I'm probably going to get flamed for this, but I don't think MySQL 6 will offer much of interest. They long ago pretty much abandoned the real idea of a relational DBMS (which is really an inference engine) and decided that a dumb data store full of inconsistent data was the way to go.
(I mean, really. Software that accepts February 29th as a valid date in non-leap-years is not a big surprise. February 30th is stretching the bounds of credulity. But February 0th? Who the heck wrote the validation routine for that one? I suppose we should be grateful that MySQL doesn't allow "ghhg" as an integer, insisting that we check that our integers are valid before we insert them.)
Now PostgreSQL has a lot of interesting stuff in it, particularly user-defined types, including support for arbitrary index schemes. (For example, the PostGIS extension uses "lossy" indexes, where they index a bounding box for complex geometric shapes.) Unfortunately, you still have to do a lot of work in C to define your own types.

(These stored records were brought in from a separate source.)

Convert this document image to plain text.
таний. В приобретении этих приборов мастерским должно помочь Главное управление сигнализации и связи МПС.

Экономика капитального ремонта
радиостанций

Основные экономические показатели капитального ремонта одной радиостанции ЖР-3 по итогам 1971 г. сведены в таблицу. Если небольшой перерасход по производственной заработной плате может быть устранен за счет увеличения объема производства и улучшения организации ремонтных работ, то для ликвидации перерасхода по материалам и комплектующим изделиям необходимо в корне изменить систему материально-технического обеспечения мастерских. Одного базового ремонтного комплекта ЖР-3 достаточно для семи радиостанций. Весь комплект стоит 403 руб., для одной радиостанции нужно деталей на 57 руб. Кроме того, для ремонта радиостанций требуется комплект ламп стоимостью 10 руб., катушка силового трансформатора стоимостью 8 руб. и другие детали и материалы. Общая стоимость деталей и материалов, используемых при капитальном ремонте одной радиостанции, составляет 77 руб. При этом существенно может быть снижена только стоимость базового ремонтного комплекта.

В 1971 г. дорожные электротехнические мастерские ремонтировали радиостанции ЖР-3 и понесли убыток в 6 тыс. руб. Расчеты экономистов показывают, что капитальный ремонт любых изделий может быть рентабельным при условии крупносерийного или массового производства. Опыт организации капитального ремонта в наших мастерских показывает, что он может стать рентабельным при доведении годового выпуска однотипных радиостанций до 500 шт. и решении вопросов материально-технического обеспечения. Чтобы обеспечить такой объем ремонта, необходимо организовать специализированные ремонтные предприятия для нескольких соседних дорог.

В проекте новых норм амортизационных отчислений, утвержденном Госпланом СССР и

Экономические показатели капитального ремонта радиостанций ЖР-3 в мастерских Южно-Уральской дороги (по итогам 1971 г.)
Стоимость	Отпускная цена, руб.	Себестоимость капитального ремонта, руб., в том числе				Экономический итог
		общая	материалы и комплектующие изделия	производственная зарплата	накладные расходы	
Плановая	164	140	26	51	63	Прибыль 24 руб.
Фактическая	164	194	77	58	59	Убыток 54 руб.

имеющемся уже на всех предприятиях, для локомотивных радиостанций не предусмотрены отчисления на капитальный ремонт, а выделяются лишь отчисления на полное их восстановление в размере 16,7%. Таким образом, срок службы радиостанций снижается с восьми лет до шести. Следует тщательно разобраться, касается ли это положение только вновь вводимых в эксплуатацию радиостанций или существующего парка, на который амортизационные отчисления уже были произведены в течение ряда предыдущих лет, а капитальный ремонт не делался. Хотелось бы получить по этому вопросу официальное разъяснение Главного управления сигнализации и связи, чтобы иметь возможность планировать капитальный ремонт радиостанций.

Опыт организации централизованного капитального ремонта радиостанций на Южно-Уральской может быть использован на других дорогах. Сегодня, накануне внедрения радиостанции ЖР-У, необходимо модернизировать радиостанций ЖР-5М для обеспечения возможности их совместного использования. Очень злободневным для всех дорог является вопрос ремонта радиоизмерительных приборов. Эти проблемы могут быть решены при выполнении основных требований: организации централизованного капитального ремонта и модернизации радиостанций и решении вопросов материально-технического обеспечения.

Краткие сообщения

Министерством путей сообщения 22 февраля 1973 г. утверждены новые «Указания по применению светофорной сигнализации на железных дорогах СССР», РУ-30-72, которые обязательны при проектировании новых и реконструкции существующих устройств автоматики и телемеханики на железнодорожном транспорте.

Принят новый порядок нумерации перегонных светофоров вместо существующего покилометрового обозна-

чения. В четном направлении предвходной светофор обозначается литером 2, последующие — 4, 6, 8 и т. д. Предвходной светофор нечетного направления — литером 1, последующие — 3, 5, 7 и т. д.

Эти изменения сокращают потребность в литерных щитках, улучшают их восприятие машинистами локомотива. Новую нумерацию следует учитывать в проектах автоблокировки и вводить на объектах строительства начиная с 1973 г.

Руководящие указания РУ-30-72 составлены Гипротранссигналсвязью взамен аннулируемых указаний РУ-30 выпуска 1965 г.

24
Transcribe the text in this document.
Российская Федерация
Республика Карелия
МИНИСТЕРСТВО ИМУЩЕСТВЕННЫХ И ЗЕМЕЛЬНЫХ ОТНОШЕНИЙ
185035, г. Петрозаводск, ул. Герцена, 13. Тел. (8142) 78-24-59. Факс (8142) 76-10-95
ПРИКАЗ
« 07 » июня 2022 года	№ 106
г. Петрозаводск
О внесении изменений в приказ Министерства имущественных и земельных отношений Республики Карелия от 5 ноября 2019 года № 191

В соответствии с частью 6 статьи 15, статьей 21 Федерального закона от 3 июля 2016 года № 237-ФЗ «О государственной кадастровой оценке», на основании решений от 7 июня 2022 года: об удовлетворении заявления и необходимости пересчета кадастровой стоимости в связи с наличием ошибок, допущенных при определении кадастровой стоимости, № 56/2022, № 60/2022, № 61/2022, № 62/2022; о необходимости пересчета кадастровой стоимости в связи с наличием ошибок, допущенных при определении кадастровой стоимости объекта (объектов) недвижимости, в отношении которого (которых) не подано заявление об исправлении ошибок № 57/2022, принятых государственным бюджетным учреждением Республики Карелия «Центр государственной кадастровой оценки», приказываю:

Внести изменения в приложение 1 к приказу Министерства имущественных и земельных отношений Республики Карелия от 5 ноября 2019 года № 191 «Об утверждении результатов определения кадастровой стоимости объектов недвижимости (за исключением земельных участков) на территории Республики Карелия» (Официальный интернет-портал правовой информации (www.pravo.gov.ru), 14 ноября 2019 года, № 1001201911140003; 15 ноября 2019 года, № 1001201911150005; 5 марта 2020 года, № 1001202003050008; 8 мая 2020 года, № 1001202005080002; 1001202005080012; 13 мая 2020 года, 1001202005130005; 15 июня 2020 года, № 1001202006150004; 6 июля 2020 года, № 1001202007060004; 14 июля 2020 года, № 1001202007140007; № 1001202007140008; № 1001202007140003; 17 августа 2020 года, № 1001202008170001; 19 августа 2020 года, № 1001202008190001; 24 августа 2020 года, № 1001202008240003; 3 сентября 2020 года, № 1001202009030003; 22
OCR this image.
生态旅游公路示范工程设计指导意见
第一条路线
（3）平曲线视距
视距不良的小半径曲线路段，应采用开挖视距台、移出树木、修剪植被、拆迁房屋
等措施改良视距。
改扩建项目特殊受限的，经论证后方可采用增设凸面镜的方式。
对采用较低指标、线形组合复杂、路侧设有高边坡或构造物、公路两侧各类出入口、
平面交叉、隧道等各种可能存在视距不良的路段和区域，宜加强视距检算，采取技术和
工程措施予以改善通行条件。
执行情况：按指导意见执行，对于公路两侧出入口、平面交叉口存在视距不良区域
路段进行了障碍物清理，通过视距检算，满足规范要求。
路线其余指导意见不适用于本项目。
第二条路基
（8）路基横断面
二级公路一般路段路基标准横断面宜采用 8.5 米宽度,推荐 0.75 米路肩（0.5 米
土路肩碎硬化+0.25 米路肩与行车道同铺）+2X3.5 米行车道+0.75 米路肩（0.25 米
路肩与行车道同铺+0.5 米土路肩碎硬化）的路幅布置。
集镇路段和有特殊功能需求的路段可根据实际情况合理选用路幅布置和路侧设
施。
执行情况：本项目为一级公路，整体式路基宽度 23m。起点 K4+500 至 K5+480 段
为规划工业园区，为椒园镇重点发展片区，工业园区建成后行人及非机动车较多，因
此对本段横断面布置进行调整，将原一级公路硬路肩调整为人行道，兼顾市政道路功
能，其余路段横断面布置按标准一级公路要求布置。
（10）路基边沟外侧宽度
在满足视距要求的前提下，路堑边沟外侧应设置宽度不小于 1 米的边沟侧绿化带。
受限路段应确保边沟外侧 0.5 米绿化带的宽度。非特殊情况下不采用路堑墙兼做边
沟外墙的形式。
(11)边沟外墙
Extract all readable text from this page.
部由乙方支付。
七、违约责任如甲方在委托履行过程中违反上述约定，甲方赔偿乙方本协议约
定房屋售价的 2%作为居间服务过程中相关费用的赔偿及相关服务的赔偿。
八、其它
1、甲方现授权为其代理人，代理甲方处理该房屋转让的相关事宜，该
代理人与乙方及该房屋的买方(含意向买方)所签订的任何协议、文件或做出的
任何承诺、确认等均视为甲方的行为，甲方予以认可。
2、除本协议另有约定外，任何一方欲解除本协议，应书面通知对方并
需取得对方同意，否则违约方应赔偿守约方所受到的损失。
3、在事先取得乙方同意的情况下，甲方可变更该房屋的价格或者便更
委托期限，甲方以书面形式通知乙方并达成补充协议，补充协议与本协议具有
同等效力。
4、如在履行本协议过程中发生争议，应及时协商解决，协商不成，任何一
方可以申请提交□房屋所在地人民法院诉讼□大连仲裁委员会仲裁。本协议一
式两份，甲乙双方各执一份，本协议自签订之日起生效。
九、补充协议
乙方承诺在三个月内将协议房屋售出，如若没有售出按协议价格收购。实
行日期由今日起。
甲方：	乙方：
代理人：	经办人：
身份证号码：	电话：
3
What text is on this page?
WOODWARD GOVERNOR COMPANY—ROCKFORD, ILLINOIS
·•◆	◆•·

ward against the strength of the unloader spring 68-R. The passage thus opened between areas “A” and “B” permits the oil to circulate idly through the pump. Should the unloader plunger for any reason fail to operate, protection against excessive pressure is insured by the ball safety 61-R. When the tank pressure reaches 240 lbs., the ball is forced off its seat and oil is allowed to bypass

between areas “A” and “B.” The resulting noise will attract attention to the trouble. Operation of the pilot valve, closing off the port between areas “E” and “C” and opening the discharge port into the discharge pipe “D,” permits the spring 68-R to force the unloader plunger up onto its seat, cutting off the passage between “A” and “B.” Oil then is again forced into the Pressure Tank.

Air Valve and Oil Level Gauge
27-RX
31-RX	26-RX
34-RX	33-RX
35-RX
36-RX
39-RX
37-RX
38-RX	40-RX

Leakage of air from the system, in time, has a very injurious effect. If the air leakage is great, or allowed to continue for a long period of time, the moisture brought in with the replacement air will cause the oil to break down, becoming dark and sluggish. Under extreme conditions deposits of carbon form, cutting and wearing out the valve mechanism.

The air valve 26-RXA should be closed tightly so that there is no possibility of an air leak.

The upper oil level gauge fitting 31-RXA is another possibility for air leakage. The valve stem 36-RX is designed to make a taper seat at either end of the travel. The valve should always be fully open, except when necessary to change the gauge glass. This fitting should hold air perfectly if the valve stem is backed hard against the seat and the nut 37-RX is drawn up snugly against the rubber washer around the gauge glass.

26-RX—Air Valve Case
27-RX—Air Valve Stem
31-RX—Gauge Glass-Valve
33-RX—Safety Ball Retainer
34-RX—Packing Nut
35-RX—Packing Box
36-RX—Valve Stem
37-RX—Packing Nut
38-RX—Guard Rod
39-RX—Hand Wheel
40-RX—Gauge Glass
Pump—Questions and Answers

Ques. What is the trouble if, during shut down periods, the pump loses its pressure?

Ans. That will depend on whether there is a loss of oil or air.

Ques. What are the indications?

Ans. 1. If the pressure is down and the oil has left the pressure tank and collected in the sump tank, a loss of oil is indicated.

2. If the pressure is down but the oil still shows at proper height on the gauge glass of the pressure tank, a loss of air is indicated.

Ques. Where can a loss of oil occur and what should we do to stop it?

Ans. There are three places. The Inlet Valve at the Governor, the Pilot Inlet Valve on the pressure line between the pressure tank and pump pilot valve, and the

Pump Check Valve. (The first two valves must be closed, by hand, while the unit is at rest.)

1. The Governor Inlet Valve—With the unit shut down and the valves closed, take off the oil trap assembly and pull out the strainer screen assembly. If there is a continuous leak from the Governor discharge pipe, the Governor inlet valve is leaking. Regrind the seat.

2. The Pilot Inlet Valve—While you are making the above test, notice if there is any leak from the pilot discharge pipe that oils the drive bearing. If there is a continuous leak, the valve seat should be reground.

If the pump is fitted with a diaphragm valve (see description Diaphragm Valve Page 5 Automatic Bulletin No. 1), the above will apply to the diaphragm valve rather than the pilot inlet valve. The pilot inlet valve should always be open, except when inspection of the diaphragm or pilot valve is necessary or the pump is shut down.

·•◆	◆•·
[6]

And sad to say, we're still stuck with SQL, which makes doing relational work much harder than it has to be. That's akin to the only "scripting" language in the world being Perl, and nobody coming up with Python or Ruby. However, I'm quite encouraged by Microsoft's introduction of LINQ; we may now finally see some forward progress on relational languages since the "relational language winter" that came in over the course of the late 70s and 80s.